The Grade 10 pupil, the founder and president of the environmental youth group Green Hope UAE, moderated the event during the ongoing Inter-Governmental Negotiations on Sustainable Development forum.

Over the past four years, Kehkashan has attended more than 45 international summits. This year she was recognised with the Non-Resident Indian of the Year award, which is organised by the Indian media company Times Group and ICICI Bank. It honours exemplary non-resident Indians who have contributed to society.

Since the end of June, Kehkashan has been in New York where she was the youngest delegate at the high-level political forum on sustainable development, which ran from June 26 to July 8.

“I was very disappointed with the slow pace of implementation of the sustainable development dialogue and was concerned about its impact on us young people, since we are the future generation,” Kehkashan said.

“As a young person, I wanted to take some positive steps to press our views and planned to hold a side event at the upcoming inter-governmental negotiations on sustainable development.”

Along with an international youth group IDEAS for US, which is based in Florida, Kehkashan applied to the UN for permission to hold a side event on the renewable energy theme.

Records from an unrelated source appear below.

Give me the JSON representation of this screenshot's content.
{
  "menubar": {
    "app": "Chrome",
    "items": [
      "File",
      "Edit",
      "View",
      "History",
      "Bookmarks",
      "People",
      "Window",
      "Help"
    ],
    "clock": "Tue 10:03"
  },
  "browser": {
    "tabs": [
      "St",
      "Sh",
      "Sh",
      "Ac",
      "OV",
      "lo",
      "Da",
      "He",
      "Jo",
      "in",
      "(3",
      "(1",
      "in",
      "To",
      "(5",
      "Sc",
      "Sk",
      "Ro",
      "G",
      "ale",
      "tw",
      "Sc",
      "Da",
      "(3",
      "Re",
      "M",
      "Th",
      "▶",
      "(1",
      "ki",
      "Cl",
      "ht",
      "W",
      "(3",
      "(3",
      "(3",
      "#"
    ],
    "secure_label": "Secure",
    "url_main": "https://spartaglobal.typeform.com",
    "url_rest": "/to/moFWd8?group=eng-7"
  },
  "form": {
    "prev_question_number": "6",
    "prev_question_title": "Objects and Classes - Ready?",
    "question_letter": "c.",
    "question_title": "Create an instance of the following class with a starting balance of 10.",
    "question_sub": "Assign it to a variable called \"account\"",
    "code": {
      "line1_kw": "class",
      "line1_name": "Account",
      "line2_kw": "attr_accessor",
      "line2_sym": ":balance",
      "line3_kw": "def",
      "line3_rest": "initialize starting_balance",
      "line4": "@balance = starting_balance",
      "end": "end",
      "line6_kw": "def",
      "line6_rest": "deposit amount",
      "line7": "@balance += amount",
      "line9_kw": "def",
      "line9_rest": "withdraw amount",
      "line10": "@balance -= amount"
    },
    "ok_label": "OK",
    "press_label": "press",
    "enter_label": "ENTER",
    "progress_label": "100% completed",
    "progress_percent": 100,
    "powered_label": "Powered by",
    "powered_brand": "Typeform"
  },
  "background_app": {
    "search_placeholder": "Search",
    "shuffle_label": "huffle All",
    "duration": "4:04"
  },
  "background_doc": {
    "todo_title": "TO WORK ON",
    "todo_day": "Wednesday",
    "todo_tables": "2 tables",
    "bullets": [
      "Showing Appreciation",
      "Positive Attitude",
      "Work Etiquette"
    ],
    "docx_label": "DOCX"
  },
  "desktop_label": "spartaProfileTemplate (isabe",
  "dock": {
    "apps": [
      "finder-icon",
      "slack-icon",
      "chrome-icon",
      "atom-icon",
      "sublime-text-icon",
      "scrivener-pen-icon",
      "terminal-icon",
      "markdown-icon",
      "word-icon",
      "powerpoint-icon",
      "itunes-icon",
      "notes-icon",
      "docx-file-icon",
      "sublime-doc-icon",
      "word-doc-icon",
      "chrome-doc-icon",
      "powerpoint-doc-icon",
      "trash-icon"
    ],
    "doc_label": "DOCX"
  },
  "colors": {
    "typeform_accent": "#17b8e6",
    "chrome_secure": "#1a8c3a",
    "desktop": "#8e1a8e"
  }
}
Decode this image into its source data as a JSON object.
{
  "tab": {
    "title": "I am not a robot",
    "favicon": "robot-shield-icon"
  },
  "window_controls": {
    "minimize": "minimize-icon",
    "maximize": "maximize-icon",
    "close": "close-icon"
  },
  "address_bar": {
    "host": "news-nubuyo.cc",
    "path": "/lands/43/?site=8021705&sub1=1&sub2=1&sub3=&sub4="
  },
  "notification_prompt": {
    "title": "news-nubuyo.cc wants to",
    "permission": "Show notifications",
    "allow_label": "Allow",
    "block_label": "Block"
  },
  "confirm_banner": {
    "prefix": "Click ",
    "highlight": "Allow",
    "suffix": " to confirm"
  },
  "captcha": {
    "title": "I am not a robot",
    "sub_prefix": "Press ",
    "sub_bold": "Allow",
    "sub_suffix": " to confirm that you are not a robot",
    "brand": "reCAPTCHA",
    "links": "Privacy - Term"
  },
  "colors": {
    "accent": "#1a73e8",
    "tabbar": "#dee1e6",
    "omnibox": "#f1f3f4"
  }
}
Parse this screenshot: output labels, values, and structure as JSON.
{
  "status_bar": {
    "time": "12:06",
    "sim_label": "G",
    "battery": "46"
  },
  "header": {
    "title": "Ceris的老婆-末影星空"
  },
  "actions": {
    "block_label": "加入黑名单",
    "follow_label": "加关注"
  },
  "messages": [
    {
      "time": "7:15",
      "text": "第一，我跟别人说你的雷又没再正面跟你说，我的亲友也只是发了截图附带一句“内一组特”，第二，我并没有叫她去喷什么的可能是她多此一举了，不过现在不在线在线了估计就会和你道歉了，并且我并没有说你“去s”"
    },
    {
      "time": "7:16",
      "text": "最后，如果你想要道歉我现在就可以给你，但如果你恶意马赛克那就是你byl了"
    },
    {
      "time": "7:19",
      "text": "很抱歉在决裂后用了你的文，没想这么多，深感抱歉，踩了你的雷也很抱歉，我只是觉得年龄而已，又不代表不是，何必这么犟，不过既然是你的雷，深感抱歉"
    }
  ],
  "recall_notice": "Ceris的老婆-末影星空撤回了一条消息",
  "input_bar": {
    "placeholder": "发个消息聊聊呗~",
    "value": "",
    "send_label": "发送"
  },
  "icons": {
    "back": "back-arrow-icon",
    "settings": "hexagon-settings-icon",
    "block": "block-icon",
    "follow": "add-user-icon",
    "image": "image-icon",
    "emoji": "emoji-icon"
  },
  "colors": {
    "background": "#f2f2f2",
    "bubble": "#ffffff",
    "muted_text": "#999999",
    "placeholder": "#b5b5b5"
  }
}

Their proposal was accepted and the event was held on Wednesday.

Her environmental group campaigns for sustainable development through young people, conducting events such as tree planting, fund-raising, roadshows and beach clean-ups.

Kehkashan has also twice won the Sheikh Hamdan bin Rashid Al Maktoum Award for Distinguished Academic Performance, with her extra-curricular work focusing on the right to education, gender equality and combating climate change.